気持ちを切り替え、ピットインへ。この日のステージは清水くるみ(p)ZEKトリオ。
 個人的には昨年聴いたライヴの中でもベストのひとつに入る、清水くるみZEKオーケストラ。レッド・ツェッペリンの曲のみを演奏するという挑発的なコンセプトと林栄一・片山広明といった超強力メンバーの怪演によって、アケタとピットインに起きたあの興奮はいまだ忘れられない。
 今回は小編成のコンボ・ZEKトリオとしてツアーを行うという。パーソネルは清水くるみ(p)・米木康志(b)・本田珠也(ds)。ちなみに米木さんはエレベ。
 ジャズ・ミュージシャンが演奏するための一素材としてツェッペリンの曲を取り上げているというよりは、ツェッペリンの音の世界にジャズの人がいきなり放りこまれた、このZEKについてはそんな印象があって、そこが僕はすごく好き。

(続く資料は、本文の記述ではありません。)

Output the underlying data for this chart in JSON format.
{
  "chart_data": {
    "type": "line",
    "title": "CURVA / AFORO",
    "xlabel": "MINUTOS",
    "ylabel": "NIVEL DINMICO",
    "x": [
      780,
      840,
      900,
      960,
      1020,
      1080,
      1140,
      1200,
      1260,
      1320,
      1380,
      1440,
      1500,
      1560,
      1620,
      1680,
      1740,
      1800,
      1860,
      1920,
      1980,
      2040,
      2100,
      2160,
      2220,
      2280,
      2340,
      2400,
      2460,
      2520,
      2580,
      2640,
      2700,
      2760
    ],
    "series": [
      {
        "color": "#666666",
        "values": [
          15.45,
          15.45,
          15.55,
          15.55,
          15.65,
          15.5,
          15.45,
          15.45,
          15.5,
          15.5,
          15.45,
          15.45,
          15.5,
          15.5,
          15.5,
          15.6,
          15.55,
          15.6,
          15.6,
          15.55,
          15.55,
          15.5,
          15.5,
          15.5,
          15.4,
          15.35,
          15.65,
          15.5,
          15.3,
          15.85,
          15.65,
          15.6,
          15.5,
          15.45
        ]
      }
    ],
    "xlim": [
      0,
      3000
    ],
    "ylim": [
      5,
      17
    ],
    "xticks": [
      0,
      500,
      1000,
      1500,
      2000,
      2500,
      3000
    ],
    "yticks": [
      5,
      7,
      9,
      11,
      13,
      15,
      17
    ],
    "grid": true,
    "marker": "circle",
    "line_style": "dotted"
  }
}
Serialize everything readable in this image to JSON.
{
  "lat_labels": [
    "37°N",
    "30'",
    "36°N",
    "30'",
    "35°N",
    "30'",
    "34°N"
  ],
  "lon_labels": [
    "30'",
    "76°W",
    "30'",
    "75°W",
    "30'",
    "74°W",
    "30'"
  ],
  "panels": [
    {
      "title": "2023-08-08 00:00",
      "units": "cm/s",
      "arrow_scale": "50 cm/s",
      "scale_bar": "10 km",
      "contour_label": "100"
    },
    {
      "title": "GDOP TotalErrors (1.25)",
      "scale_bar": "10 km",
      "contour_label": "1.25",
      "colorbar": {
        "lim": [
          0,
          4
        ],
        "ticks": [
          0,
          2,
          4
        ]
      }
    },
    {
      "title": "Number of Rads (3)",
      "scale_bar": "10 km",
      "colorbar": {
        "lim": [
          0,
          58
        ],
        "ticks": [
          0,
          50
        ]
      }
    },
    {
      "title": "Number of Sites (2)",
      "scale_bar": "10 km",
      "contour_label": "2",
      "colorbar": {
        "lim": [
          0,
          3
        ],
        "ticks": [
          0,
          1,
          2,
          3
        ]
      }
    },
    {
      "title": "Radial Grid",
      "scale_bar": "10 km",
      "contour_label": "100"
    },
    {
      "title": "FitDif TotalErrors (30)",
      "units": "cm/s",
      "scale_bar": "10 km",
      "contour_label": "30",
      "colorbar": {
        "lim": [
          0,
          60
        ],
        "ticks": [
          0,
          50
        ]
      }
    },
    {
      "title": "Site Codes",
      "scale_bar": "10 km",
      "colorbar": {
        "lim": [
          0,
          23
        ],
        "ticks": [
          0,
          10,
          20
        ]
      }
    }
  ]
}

 例えば「ボンゾ風にドラムを叩いて、ジミー・ペイジのリフをジャズっぽく崩して弾いて〜」と事前に頭で考えて、それが即おもしろいものになるのかと言えば、決してそんなことはないだろう。安易な手法はまあムード音楽としては通用するかもしれないが、表現としてこちらの心に届くものにはならない。なんつうか「ロックの要素を取り入れたジャズ」・「ジャジーなロック」(「ロック」の部分を「ヒップホップ」や「エレクトロニカ」なんかに置き換えてもいいな)だけで終始している表現はスッパリ切り捨てることができる感性を、聴き手として常に持ち続けていたい。要するに、ミュージシャンが音の中で格闘していくうちに音楽の方で何かが変わっていくさまを、自分は聴きたいのだ。
 と、まあ熱くなってしまったが、この日のZEKトリオ、まず1曲目の「移民の歌」で驚いた。ツェッペリンでは最も有名な(ちょっとベタな)このハードロックの古典を、予定調和の盛り上がりなしの硬質でゴリゴリなピアノトリオで一気に持っていく。この小編成のコンボを聴いたことで、オーケストラのときよりもなにかZEKの本質を発見できたような気がした。まさに、ツェッペリンの音楽世界の中で3人が格闘するさま。
 そして、普段のアケタで聴く清水くるみさんのピアノと比較して、このZEK、リズムへのアプローチ・趣向がやはりおもしろい。四管オーケストラではワッショイワッショイとある意味力技で持っていった楽曲、それらがトリオではもっと骨格が剥き出しになってるぶん、ダイナミズムがよりリアルに明確に聴こえるということが非常に興味深かった。リズムの解体と再構築のダイナミズムというか。
 それは、ZEK最大の見せ場となっている「Trampled underfoot」で特に顕著にあらわれていた。何だかゾッとするぐらいの美しさも感じさせる演奏に、自分が飲み込まれるような気さえした。